The variable still exists in memory somewhere, and still must have code to access it. Thus, memory usage will not change. In fact, on the x86 ("Intel"), according to this page the instruction to reference a local variable:
mov eax, [esp+8]
and the instruction to reference a global variable:
mov eax, [0xb3a7135]
both take 1 (one!) clock cycle.
The only advantage, then, is that if every local variable is global, you wouldn't have to make room on the stack for local variables.
Adding a variable to the .data segment may actually increase the size of the executable, since the variable is actually contained in the file itself.
As caf mentions in the comments, stack-based variables only exist while the function is running - global variables take up memory during the entire execution of the program.
not quite sure what your confusion is?
int a = 10; means make a spot in memory, and put the value 10 at the memory address
if you want a to be 10
#define a 10
though more typically
#define TEN 10
Variables have storage space and can be modified. It makes no sense to stick them in the code segment, where they cannot be modified.

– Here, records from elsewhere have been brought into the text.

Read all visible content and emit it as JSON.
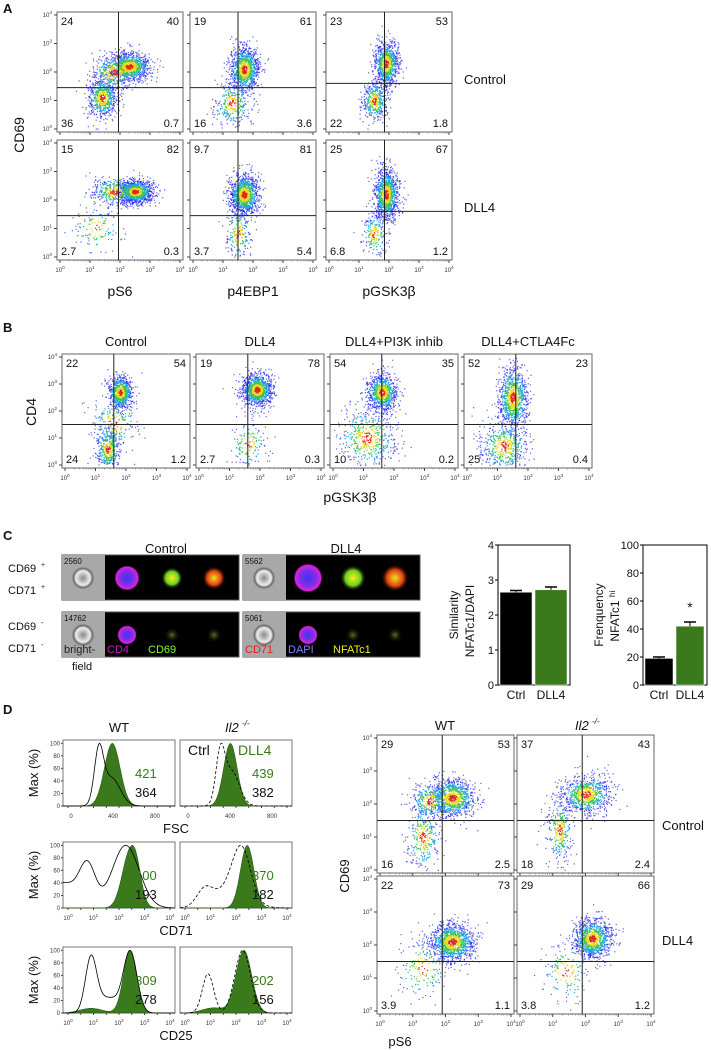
{
  "panel_A": {
    "label": "A",
    "ylabel": "CD69",
    "row_labels": [
      "Control",
      "DLL4"
    ],
    "decade_ticks": [
      0,
      1,
      2,
      3,
      4
    ],
    "columns": [
      {
        "xlabel": "pS6",
        "gate": [
          1.95,
          1.45
        ],
        "rows": [
          {
            "quadrants": {
              "ul": "24",
              "ur": "40",
              "ll": "36",
              "lr": "0.7"
            },
            "clusters": [
              [
                1.4,
                1.1,
                0.25,
                0.35,
                600
              ],
              [
                2.3,
                2.2,
                0.35,
                0.25,
                900
              ],
              [
                1.8,
                2.0,
                0.4,
                0.3,
                400
              ]
            ]
          },
          {
            "quadrants": {
              "ul": "15",
              "ur": "82",
              "ll": "2.7",
              "lr": "0.3"
            },
            "clusters": [
              [
                2.5,
                2.3,
                0.3,
                0.2,
                1100
              ],
              [
                1.8,
                2.3,
                0.4,
                0.25,
                400
              ],
              [
                1.2,
                1.0,
                0.4,
                0.4,
                120
              ]
            ]
          }
        ]
      },
      {
        "xlabel": "p4EBP1",
        "gate": [
          1.5,
          1.45
        ],
        "rows": [
          {
            "quadrants": {
              "ul": "19",
              "ur": "61",
              "ll": "16",
              "lr": "3.6"
            },
            "clusters": [
              [
                1.7,
                2.1,
                0.25,
                0.4,
                1000
              ],
              [
                1.3,
                0.9,
                0.3,
                0.4,
                300
              ]
            ]
          },
          {
            "quadrants": {
              "ul": "9.7",
              "ur": "81",
              "ll": "3.7",
              "lr": "5.4"
            },
            "clusters": [
              [
                1.7,
                2.2,
                0.25,
                0.35,
                1100
              ],
              [
                1.5,
                0.8,
                0.2,
                0.5,
                200
              ]
            ]
          }
        ]
      },
      {
        "xlabel": "pGSK3β",
        "gate": [
          1.85,
          1.6
        ],
        "rows": [
          {
            "quadrants": {
              "ul": "23",
              "ur": "53",
              "ll": "22",
              "lr": "1.8"
            },
            "clusters": [
              [
                1.9,
                2.3,
                0.2,
                0.4,
                900
              ],
              [
                1.5,
                1.0,
                0.2,
                0.35,
                400
              ]
            ]
          },
          {
            "quadrants": {
              "ul": "25",
              "ur": "67",
              "ll": "6.8",
              "lr": "1.2"
            },
            "clusters": [
              [
                1.9,
                2.2,
                0.2,
                0.45,
                1100
              ],
              [
                1.5,
                0.8,
                0.2,
                0.4,
                200
              ]
            ]
          }
        ]
      }
    ]
  },
  "panel_B": {
    "label": "B",
    "ylabel": "CD4",
    "xlabel": "pGSK3β",
    "gate": [
      1.6,
      1.5
    ],
    "decade_ticks": [
      0,
      1,
      2,
      3,
      4
    ],
    "plots": [
      {
        "title": "Control",
        "quadrants": {
          "ul": "22",
          "ur": "54",
          "ll": "24",
          "lr": "1.2"
        },
        "clusters": [
          [
            1.8,
            2.7,
            0.2,
            0.3,
            700
          ],
          [
            1.4,
            0.6,
            0.2,
            0.4,
            400
          ],
          [
            1.6,
            1.6,
            0.4,
            0.5,
            200
          ]
        ]
      },
      {
        "title": "DLL4",
        "quadrants": {
          "ul": "19",
          "ur": "78",
          "ll": "2.7",
          "lr": "0.3"
        },
        "clusters": [
          [
            1.9,
            2.8,
            0.25,
            0.3,
            1100
          ],
          [
            1.6,
            0.8,
            0.3,
            0.5,
            150
          ]
        ]
      },
      {
        "title": "DLL4+PI3K inhib",
        "quadrants": {
          "ul": "54",
          "ur": "35",
          "ll": "10",
          "lr": "0.2"
        },
        "clusters": [
          [
            1.6,
            2.7,
            0.25,
            0.35,
            800
          ],
          [
            1.1,
            1.0,
            0.5,
            0.6,
            500
          ]
        ]
      },
      {
        "title": "DLL4+CTLA4Fc",
        "quadrants": {
          "ul": "52",
          "ur": "23",
          "ll": "25",
          "lr": "0.4"
        },
        "clusters": [
          [
            1.5,
            2.5,
            0.25,
            0.6,
            900
          ],
          [
            1.2,
            0.7,
            0.4,
            0.5,
            500
          ]
        ]
      }
    ]
  },
  "panel_C": {
    "label": "C",
    "group_titles": [
      "Control",
      "DLL4"
    ],
    "row_labels": [
      {
        "main": "CD69",
        "sup": "+"
      },
      {
        "main": "CD71",
        "sup": "+"
      },
      {
        "main": "CD69",
        "sup": "-"
      },
      {
        "main": "CD71",
        "sup": "-"
      }
    ],
    "cell_counts": [
      [
        "2560",
        "5562"
      ],
      [
        "14762",
        "5061"
      ]
    ],
    "channel_labels": [
      {
        "text": "bright-",
        "color": "#222222"
      },
      {
        "text": "CD4",
        "color": "#c020c0"
      },
      {
        "text": "CD69",
        "color": "#80ff20"
      },
      {
        "text": "CD71",
        "color": "#e02020"
      },
      {
        "text": "DAPI",
        "color": "#8080ff"
      },
      {
        "text": "NFATc1",
        "color": "#f0f020"
      }
    ],
    "channel_label_cont": "field",
    "chart_data": [
      {
        "type": "bar",
        "ylabel": "Similarity",
        "ylabel2": "NFATc1/DAPI",
        "categories": [
          "Ctrl",
          "DLL4"
        ],
        "values": [
          2.65,
          2.72
        ],
        "errors": [
          0.05,
          0.08
        ],
        "ylim": [
          0,
          4
        ],
        "yticks": [
          "0",
          "1",
          "2",
          "3",
          "4"
        ],
        "colors": [
          "#000000",
          "#3a7a1c"
        ]
      },
      {
        "type": "bar",
        "ylabel": "Frenquency",
        "ylabel2": "NFATc1",
        "ylabel2_sup": "hi",
        "categories": [
          "Ctrl",
          "DLL4"
        ],
        "values": [
          19,
          42
        ],
        "errors": [
          1,
          3
        ],
        "ylim": [
          0,
          100
        ],
        "yticks": [
          "0",
          "20",
          "40",
          "60",
          "80",
          "100"
        ],
        "colors": [
          "#000000",
          "#3a7a1c"
        ],
        "annotation": "*"
      }
    ]
  },
  "panel_D": {
    "label": "D",
    "col_titles": [
      "WT",
      "Il2",
      "-/-"
    ],
    "hist_ylabel": "Max (%)",
    "hist_yticks": [
      "0",
      "20",
      "40",
      "60",
      "80",
      "100"
    ],
    "legend": {
      "ctrl": "Ctrl",
      "dll4": "DLL4"
    },
    "green": "#3a7a1c",
    "hist_rows": [
      {
        "xlabel": "FSC",
        "xticks": [
          "0",
          "400",
          "800"
        ],
        "values": [
          {
            "dll4": "421",
            "ctrl": "364"
          },
          {
            "dll4": "439",
            "ctrl": "382"
          }
        ]
      },
      {
        "xlabel": "CD71",
        "values": [
          {
            "dll4": "400",
            "ctrl": "193"
          },
          {
            "dll4": "370",
            "ctrl": "182"
          }
        ]
      },
      {
        "xlabel": "CD25",
        "values": [
          {
            "dll4": "309",
            "ctrl": "278"
          },
          {
            "dll4": "202",
            "ctrl": "156"
          }
        ]
      }
    ],
    "scatter": {
      "ylabel": "CD69",
      "xlabel": "pS6",
      "gate": [
        1.9,
        1.5
      ],
      "row_labels": [
        "Control",
        "DLL4"
      ],
      "plots": [
        {
          "quadrants": {
            "ul": "29",
            "ur": "53",
            "ll": "16",
            "lr": "2.5"
          },
          "clusters": [
            [
              2.2,
              2.2,
              0.35,
              0.3,
              900
            ],
            [
              1.3,
              1.0,
              0.25,
              0.5,
              300
            ],
            [
              1.5,
              2.1,
              0.3,
              0.3,
              300
            ]
          ]
        },
        {
          "quadrants": {
            "ul": "37",
            "ur": "43",
            "ll": "18",
            "lr": "2.4"
          },
          "clusters": [
            [
              2.0,
              2.3,
              0.4,
              0.3,
              800
            ],
            [
              1.2,
              1.2,
              0.2,
              0.5,
              300
            ]
          ]
        },
        {
          "quadrants": {
            "ul": "22",
            "ur": "73",
            "ll": "3.9",
            "lr": "1.1"
          },
          "clusters": [
            [
              2.2,
              2.1,
              0.35,
              0.3,
              1100
            ],
            [
              1.3,
              1.3,
              0.4,
              0.5,
              150
            ]
          ]
        },
        {
          "quadrants": {
            "ul": "29",
            "ur": "66",
            "ll": "3.8",
            "lr": "1.2"
          },
          "clusters": [
            [
              2.2,
              2.2,
              0.3,
              0.3,
              1000
            ],
            [
              1.4,
              1.2,
              0.4,
              0.5,
              150
            ]
          ]
        }
      ]
    }
  }
}
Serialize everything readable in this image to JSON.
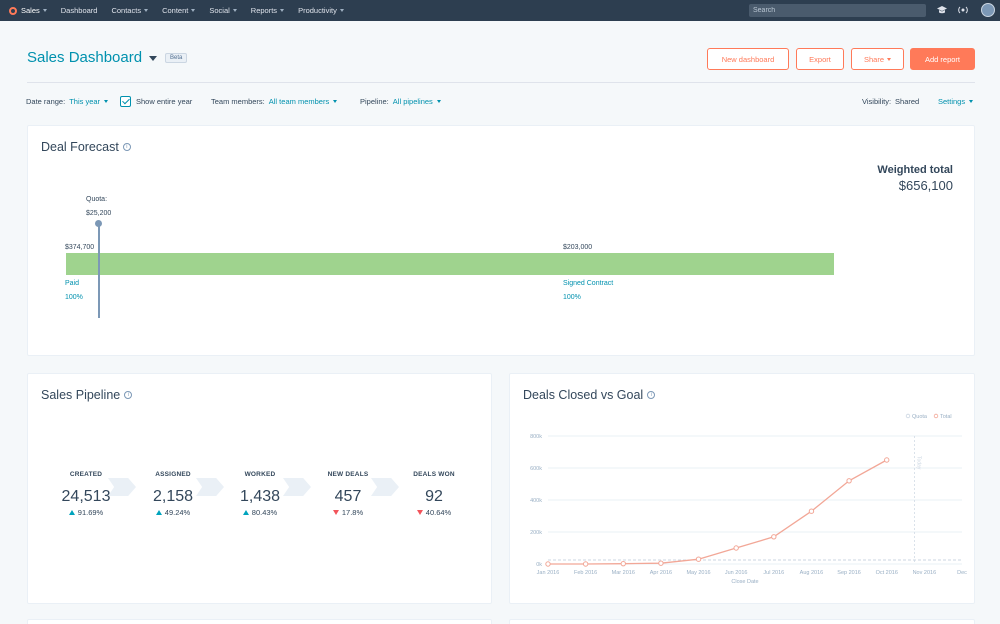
{
  "topnav": {
    "brand": "Sales",
    "items": [
      "Dashboard",
      "Contacts",
      "Content",
      "Social",
      "Reports",
      "Productivity"
    ],
    "search_placeholder": "Search",
    "icons": [
      "graduation-cap-icon",
      "broadcast-icon",
      "gear-icon",
      "avatar"
    ]
  },
  "header": {
    "title": "Sales Dashboard",
    "badge": "Beta",
    "buttons": {
      "new_dashboard": "New dashboard",
      "export": "Export",
      "share": "Share",
      "add_report": "Add report"
    }
  },
  "filters": {
    "date_range_label": "Date range:",
    "date_range_value": "This year",
    "show_entire_year": "Show entire year",
    "team_label": "Team members:",
    "team_value": "All team members",
    "pipeline_label": "Pipeline:",
    "pipeline_value": "All pipelines",
    "visibility_label": "Visibility:",
    "visibility_value": "Shared",
    "settings": "Settings"
  },
  "deal_forecast": {
    "title": "Deal Forecast",
    "weighted_label": "Weighted total",
    "weighted_value": "$656,100",
    "quota_label": "Quota:",
    "quota_value": "$25,200",
    "segments": [
      {
        "amount": "$374,700",
        "name": "Paid",
        "pct": "100%"
      },
      {
        "amount": "$203,000",
        "name": "Signed Contract",
        "pct": "100%"
      }
    ]
  },
  "sales_pipeline": {
    "title": "Sales Pipeline",
    "stages": [
      {
        "label": "CREATED",
        "value": "24,513",
        "change": "91.69%",
        "direction": "up"
      },
      {
        "label": "ASSIGNED",
        "value": "2,158",
        "change": "49.24%",
        "direction": "up"
      },
      {
        "label": "WORKED",
        "value": "1,438",
        "change": "80.43%",
        "direction": "up"
      },
      {
        "label": "NEW DEALS",
        "value": "457",
        "change": "17.8%",
        "direction": "down"
      },
      {
        "label": "DEALS WON",
        "value": "92",
        "change": "40.64%",
        "direction": "down"
      }
    ]
  },
  "deals_closed": {
    "title": "Deals Closed vs Goal"
  },
  "chart_data": {
    "type": "line",
    "title": "Deals Closed vs Goal",
    "xlabel": "Close Date",
    "ylabel": "",
    "x": [
      "Jan 2016",
      "Feb 2016",
      "Mar 2016",
      "Apr 2016",
      "May 2016",
      "Jun 2016",
      "Jul 2016",
      "Aug 2016",
      "Sep 2016",
      "Oct 2016",
      "Nov 2016",
      "Dec"
    ],
    "y_ticks": [
      "0k",
      "200k",
      "400k",
      "600k",
      "800k"
    ],
    "ylim": [
      0,
      800000
    ],
    "grid": true,
    "legend": "top-right",
    "series": [
      {
        "name": "Quota",
        "color": "#cbd6e2",
        "values": [
          25200,
          25200,
          25200,
          25200,
          25200,
          25200,
          25200,
          25200,
          25200,
          25200,
          25200,
          25200
        ]
      },
      {
        "name": "Total",
        "color": "#f2a797",
        "values": [
          0,
          0,
          2000,
          5000,
          30000,
          100000,
          170000,
          330000,
          520000,
          650000,
          null,
          null
        ]
      }
    ],
    "marker_label": "Today",
    "marker_x": "Nov 2016"
  },
  "colors": {
    "accent": "#0091ae",
    "cta": "#ff7a59",
    "forecast_bar": "#9fd38e",
    "nav": "#2d3e50"
  }
}
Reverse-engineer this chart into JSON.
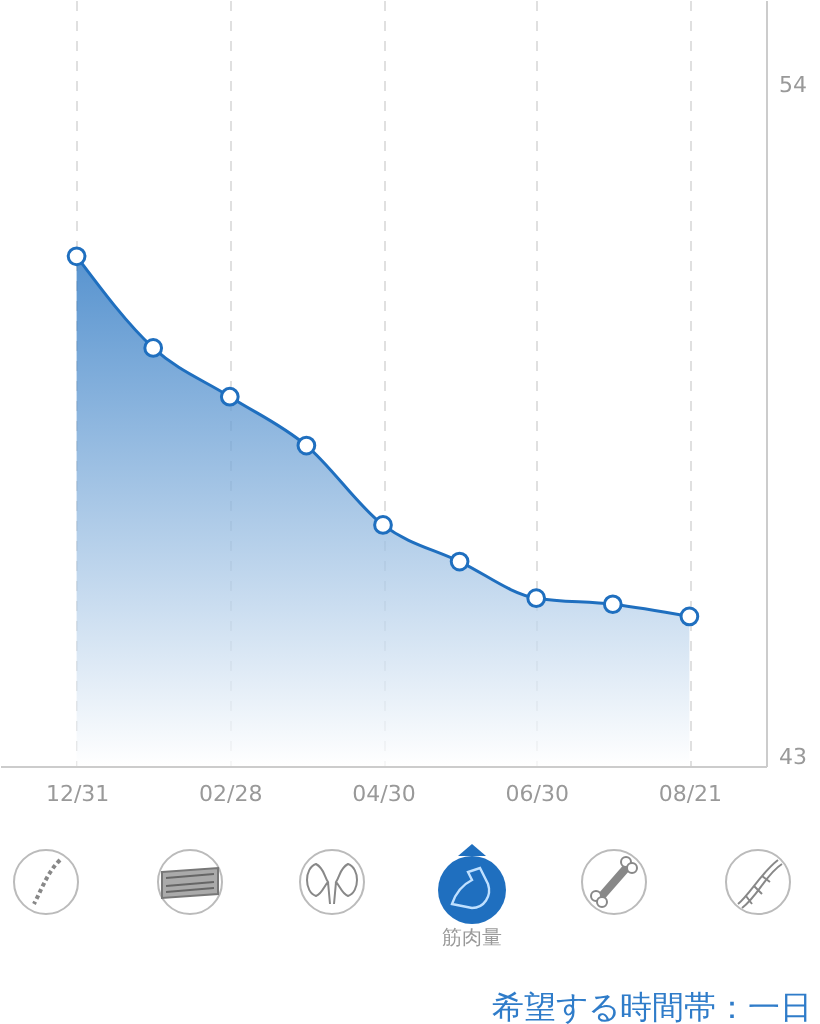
{
  "chart_data": {
    "type": "area",
    "categories": [
      "12/31",
      null,
      "02/28",
      null,
      "04/30",
      null,
      "06/30",
      null,
      "08/21"
    ],
    "series": [
      {
        "color": "#1f6fbf",
        "values": [
          51.2,
          49.7,
          48.9,
          48.1,
          46.8,
          46.2,
          45.6,
          45.5,
          45.3
        ]
      }
    ],
    "ylim": [
      42.85,
      55.4
    ],
    "yticks": [
      43,
      54
    ],
    "grid": "x",
    "marker": "circle",
    "annotations": [
      "筋肉量",
      "希望する時間帯：一日"
    ]
  }
}
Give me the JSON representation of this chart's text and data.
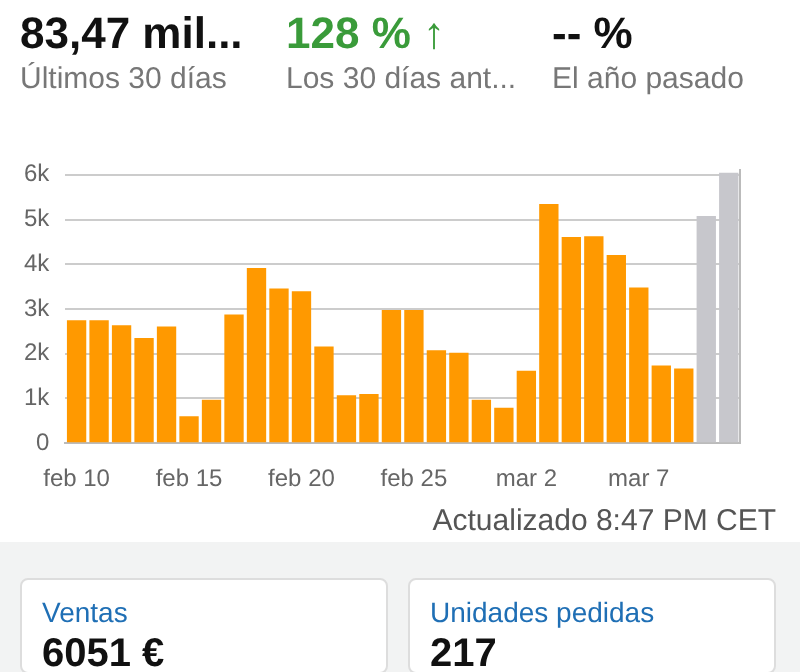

If you have code with int a=10 or even const int a=10, the compiler cannot convert code which references 'a' to use the constant 10 directly, because it has no way of knowing whether 'a' may be changed behind its back (even const variables can be changed). For example, one way 'a' can be changed without the compiler knowing is, if you have a pointer which points 'a'. Pointers are not fixed at runtime, so the compiler cannot determine at compile time whether there will be a pointer which will point to and modify 'a'.